I appreciate the dimensions that have been added to this discussion. Perhaps one of the most crucial comment is from Prof Tim Williams from the University of Georgia. I must start by saying that literature does acknowledge the difficulties of showing the difference between "Western" (modern or scientific) and indigenous knowledge (traditional, local, cultural). I had to scramble for a few clarifications. Chambers (1980) attempted to differentiate between the two forms of knowledge by suggesting that Western knowledge is typically centralized and linked with the state machinery (research institutes and universities) while traditional knowledge is dispersed and "associated with low prestige rural life". Traditional food processes include methods like soaking, fermentation, cooking, pounding, and sprouting (Lipski 2010). Another distinguishing feature of traditional knowledge is the "organic relationship between the knowledge and its community" and subsequent harmony with nature. It will be interesting to see what other forum members have to say on this. When does a food preparation method cease to be traditional? still lingers on...

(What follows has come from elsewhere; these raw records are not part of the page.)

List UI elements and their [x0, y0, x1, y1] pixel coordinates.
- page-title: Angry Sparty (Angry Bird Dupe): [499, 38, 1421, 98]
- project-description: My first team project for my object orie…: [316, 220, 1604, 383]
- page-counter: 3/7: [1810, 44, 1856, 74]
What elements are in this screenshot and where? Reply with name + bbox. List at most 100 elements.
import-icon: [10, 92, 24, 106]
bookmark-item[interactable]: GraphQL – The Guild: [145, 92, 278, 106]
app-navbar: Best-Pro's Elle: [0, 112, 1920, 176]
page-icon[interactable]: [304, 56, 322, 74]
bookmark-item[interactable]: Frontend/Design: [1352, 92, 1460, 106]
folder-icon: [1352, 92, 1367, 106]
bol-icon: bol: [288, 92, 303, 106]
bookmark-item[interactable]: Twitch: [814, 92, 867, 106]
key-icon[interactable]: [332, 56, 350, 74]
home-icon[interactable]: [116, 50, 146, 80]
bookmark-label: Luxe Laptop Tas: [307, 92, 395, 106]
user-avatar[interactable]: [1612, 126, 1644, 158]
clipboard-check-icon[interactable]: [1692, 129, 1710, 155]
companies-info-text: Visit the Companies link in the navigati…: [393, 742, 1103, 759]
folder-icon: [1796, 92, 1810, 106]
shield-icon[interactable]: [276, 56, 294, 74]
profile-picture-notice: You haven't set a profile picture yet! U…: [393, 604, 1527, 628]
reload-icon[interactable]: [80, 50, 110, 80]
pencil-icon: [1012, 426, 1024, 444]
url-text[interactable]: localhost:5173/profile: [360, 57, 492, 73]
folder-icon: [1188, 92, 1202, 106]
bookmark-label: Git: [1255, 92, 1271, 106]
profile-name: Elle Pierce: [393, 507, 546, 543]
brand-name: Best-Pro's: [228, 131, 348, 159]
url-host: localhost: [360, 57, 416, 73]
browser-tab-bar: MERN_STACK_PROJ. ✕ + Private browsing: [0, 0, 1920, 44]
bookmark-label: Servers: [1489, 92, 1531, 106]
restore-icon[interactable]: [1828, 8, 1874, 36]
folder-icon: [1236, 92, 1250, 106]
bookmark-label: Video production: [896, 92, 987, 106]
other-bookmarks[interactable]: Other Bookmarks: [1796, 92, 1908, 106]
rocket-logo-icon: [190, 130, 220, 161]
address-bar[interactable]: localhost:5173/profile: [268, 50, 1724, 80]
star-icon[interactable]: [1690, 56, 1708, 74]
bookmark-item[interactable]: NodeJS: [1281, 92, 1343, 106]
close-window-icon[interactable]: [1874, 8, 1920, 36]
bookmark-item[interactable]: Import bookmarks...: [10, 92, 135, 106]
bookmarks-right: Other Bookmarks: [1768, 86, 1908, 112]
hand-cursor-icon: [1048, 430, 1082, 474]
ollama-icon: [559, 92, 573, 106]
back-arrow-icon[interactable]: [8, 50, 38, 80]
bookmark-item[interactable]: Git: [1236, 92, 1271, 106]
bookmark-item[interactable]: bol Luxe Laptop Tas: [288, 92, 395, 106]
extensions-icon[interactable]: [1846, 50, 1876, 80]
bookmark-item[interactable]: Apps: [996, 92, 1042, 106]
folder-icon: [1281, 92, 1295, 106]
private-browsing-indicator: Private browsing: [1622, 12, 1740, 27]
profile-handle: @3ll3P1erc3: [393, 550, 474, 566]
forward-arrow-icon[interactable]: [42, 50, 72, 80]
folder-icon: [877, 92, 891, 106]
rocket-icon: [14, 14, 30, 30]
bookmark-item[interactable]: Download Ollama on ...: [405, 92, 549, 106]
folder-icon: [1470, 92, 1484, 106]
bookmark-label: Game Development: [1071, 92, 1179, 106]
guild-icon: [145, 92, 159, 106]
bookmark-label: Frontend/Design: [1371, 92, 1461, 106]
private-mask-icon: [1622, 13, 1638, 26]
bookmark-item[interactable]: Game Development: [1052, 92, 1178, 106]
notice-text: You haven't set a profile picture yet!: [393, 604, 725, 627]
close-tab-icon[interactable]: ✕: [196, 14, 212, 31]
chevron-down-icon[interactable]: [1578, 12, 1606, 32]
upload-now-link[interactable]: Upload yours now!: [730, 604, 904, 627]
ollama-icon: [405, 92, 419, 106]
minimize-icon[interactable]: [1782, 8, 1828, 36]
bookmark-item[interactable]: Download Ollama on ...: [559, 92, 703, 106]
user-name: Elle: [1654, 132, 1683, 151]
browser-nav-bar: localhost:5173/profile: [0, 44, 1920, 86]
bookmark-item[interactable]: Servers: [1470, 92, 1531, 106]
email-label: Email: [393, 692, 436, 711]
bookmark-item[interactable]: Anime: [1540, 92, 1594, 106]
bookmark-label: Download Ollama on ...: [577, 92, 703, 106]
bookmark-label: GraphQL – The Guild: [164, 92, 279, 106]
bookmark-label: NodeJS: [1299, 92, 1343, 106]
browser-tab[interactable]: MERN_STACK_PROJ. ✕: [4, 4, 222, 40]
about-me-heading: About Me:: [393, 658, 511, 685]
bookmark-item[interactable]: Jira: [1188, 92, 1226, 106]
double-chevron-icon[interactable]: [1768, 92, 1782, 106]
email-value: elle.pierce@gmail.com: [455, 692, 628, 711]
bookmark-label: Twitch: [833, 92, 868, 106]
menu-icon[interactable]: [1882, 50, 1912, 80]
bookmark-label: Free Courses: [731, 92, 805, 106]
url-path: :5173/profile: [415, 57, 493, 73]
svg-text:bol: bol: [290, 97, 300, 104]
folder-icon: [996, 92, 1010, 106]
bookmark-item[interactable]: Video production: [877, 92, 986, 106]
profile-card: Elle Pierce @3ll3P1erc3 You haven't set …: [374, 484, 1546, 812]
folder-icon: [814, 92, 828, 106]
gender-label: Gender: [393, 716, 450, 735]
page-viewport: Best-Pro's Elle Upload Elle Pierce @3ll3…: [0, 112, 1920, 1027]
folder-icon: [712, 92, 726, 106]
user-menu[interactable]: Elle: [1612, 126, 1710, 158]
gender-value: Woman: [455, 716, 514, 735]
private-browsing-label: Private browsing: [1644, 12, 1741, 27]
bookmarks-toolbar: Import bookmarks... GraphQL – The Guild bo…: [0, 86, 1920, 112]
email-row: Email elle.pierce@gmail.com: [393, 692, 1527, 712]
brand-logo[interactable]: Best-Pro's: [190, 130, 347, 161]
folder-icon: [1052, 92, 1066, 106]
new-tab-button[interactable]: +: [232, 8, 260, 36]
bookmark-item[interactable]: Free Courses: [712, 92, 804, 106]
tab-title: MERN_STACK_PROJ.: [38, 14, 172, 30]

Traditional food preparation may seem inefficient but they are symbols of a culture (Gill). In order to characterize these methods, there is always need for further context specific research due to variations across cultures (Dr Abedin and Pitam from India). Documentation of these practices is important particularly in semi-arid zones (Gill). I am not sure if any of our forum members could give examples of cases and situations where yeast and bacterial cultures are treated and mainitaned (Heslop-Harrison) but certainly there food safety issues to talk about here. On a related note, soaking is a common practice used in many cultures. There is "science in this practice" because it helps remove antinutrients and enhance bioavailability of nutrients (Andersen). Finally and very interesting, KV Peter observes specific aspects of food preparation that reduce nutrient loss like cutting and cooking without adding water at low heat levels.